Scorp-io lève 5 millions d'euros pour développer son logiciel de GTB

« On veut prendre le lead sur les logiciels de GTB sur le cloud. » Alors que Scop-io vient d'annoncer une levée de fonds de cinq millions d'euros, son cofondateur, Jean-Romain Bardet, veut viser grand. « On a l'occasion de le faire en France, voire même en Europe sur les prochaines années, ce qui explique cette levée de fonds offensive, pour déployer encore plus vite notre solution en prenant le lead sur cette technologie. » Les logiciels de GTB sur le cloud, kézako ? Reprenons.
Les systèmes de gestion technique des bâtiments (GTB) permettent de gérer les chauffages, ventilations, climatisations de bâtiments tertiaires. « Nous, ce que nous avons créé, c'est un hardware qui va se connecter aux équipements existants », reprend Jean-Romain Bardet. « Nous proposons également une plateforme cloud qui permet non seulement de piloter ces équipements, mais aussi d’en optimiser la régulation, afin de réduire significativement la consommation d’énergie des bâtiments. »
250 sites équipés, notamment dans les collectivités et l'hôtellerie
La start-up, qui s'est créée en 2021, compte désormais une bonne vingtaine de salariés. Scorp-io compte se développer grâce aux 5 millions d'euros levés auprès d'Île-de-France décarbonation, fonds d'investissement initié par la Région Île-de-France, géré par Eiffel investment group, et qui bénéficie du soutien d'acteurs publics et privés (GRDF, EDF, Bpifrance, Covea...).
La jeune entreprise annonce avoir déjà convaincu une cinquantaine de clients, pour 250 sites équipés. « Dans nos clients, on a beaucoup d'hôtellerie, notamment le groupe Beaumier, mais aussi beaucoup de collectivités, comme la Ville de Melun ou la Ville de Paris.»

Pour ce qui est des collectivités, les bâtiments concernés vont des groupes scolaires aux gymnases, en passant par les centres aquatiques. Surtout, ce qui a joué dans la levée de fonds, c'est l'aspect environnemental de la solution.
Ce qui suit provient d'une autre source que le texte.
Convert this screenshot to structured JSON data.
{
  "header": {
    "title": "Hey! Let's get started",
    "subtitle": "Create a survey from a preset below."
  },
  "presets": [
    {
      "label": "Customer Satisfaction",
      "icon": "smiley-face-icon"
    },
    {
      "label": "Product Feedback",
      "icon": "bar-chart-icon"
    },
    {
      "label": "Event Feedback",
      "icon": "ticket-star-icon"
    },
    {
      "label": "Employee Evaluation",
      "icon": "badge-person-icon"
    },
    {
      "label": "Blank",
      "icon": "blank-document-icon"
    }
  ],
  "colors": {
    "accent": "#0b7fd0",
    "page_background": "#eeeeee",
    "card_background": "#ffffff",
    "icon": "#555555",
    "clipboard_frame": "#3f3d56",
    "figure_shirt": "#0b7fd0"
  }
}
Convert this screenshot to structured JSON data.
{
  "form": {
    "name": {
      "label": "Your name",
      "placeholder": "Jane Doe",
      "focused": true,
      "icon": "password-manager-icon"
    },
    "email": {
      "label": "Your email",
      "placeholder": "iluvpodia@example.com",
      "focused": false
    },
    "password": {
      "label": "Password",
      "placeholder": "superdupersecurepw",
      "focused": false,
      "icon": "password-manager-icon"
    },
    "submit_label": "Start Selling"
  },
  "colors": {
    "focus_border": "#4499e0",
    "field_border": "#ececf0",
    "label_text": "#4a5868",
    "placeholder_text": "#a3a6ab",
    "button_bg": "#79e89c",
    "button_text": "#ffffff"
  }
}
Selon Jean-Romain Bardet, installer Scop-io, c'est faire entre 20 et 40 % d'économie de consommation d'énergie.
La Région espère financer un « champion » de la transition énergétique
« Il y a plusieurs niveaux de régulation. Tout d'abord, on régule par rapport à l'occupation de la zone, avec un mode réduit lorsqu'elle est inoccupée, ce qui permet un gain entre 15 et 20 % par rapport à la consommation énergétique de nos clients », nous explique-t-il. « Ensuite, au bout d'un certain temps, il y a la détection de l'inertie des différentes zones des différents bâtiments, qui permet de mieux prévoir le temps qu'il faut pour chauffer ou climatiser à un certain niveau de confort une pièce. Et cette meilleure anticipation va faire encore baisser la consommation énergétique. »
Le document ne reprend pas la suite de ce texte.